There are however some ways to improve the API and its documentation, so that it is used by more developers and in more use cases. Here are some pain points I recently had while using the API:

  • The Oracle APEX API Reference Documentation does NOT have an example of setting the C_TYPE_HTTP_HEADER (HTTP Header) and C_TYPE_HTTP_QUERY_STRING (URL Query String) types of credentials using the procedure apex_credential.set_persistent_credentials. Both Authentication Types are frequently used with 3rd party APIs that require the use of API key. (SET_PERSISTENT_CREDENTIALS Procedure Signature 1 and SET_PERSISTENT_CREDENTIALS Procedure Signature 2). Signature 1 covers OAuth2 and OCI Authentication Types, while Signature 2 covers the Basic Authentication Type.  
  • I have tested both version of the SET_PERSISTENT_CREDENTIALS procedure and they seem to work for both HTTP Header and URL Query String Authentication types. However, none of it is documented and most importantly, the procedure parameters do NOT match the APEX Builder labels for both of these types. See example:
apex_credential.set_persistent_credentials (
    p_credential_static_id => 'MY_HTTP_HEADER_API_KEY',
    p_client_id            => 'x-api-key',
    p_client_secret        => 'YOUR_API_KEY' );

 apex_credential.set_persistent_credentials (
    p_credential_static_id => 'MY_HTTP_HEADER_API_KEY',
    p_username             => 'x-api-key',
    p_password             => 'YOUR_API_KEY' );

Use Case  

Preferred Solution (Optional)
Overloaded procedure might not be suitable here, as Signature 2 already has three varchar2 parameters, which will also be the case with the ones needed for HTTP Header and URL Query String.

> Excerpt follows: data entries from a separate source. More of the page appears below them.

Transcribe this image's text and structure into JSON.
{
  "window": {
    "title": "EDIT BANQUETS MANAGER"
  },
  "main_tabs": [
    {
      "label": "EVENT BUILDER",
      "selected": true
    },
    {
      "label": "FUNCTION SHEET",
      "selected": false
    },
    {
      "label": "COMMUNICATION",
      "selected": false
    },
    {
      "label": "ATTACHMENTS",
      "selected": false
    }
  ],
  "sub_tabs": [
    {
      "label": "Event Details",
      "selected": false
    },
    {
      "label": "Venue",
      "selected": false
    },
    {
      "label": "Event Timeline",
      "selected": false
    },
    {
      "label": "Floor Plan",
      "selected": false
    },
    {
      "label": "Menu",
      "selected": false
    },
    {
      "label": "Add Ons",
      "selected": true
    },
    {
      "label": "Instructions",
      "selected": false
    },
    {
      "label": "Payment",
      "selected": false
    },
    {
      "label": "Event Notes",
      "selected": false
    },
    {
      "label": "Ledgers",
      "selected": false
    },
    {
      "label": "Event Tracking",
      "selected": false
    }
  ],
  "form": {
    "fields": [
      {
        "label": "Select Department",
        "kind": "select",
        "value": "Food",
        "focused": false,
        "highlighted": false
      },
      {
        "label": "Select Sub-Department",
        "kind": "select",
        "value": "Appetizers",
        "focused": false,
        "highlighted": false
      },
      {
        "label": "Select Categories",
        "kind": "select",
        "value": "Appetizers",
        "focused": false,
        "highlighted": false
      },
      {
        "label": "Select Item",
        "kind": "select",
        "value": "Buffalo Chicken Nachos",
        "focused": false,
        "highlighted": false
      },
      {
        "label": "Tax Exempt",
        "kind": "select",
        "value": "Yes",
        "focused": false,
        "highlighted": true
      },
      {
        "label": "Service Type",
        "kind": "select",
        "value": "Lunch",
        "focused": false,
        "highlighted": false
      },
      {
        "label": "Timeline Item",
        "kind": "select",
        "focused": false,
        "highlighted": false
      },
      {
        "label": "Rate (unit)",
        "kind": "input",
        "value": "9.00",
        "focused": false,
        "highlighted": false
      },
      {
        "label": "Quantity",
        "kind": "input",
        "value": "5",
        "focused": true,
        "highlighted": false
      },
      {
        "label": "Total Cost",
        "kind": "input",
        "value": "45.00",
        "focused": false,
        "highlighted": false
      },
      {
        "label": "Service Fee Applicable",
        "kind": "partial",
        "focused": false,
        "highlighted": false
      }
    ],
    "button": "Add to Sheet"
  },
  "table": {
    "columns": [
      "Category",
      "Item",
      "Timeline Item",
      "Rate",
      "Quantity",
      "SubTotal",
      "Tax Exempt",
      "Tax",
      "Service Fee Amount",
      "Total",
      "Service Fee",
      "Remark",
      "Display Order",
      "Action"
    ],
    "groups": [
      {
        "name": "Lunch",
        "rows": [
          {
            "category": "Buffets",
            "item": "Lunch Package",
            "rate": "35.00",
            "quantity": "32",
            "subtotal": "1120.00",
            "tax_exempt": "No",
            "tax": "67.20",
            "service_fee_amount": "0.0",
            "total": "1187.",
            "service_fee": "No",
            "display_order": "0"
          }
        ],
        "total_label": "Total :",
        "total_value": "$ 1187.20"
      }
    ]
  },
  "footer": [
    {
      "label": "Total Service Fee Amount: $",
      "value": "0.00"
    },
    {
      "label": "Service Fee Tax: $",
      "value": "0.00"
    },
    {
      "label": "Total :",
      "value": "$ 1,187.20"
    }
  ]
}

However, some good examples in the documentation should be enough for developers to get started:

BEGIN
    apex_credential.set_persistent_credentials (
    p_credential_static_id => 'ANTHROPIC_API',
    p_username      	   => 'x-api-key', -- actually Credential Name
    p_password    		 => 'YOUR_API_KEY ); -- actually Credential Secret
END;

---------------------------------------------------------------------
Optional: a new signature of the procedure
14.6-14.7 SET_API_KEY_PERSISTENT_CREDENTIALS Procedure

This procedure sets Credential Name and Credential Secret for the provided credential persistently. Typically used for HTTP Header and URL Query String authentication.

Syntax

PROCEDURE SET_API_KEY_PERSISTENT_CREDENTIALS (
    p_credential_static_id  IN VARCHAR2,
    p_credential_name       IN VARCHAR2,
    p_credential_secret     IN VARCHAR2 );

Parameters

p_credential_static_id  - Credential static ID. 
p_credential_name - Credential name (example: apiKey, x-api-key or whatever the API provider decided to name the API Key name). 
p_credential_secret - Credential secret (example: your secret API Key). 

Example

Sets API Key name and API Key Secret into credential ANTHROPIC_API persistently.

BEGIN
    apex_credential.set_ape_key_persistent_credentials (
    p_credential_static_id => 'ANTHROPIC_API',
    p_credential_name      => 'x-api-key',
    p_credential_secret    => 'YOUR_API_KEY );
END;
This idea submission relates to an APEX bug and will be tracked in our bug system.

Comments

Comments

  • carsten.czarski APEX Team OP 1.6 years ago

    Thank you for reporting this: I created a ticket for doc people to add the missing “Signature 3”, which is already available (similar to SET_SESSION_CREDENTIALS), but which is just missing in the documentation.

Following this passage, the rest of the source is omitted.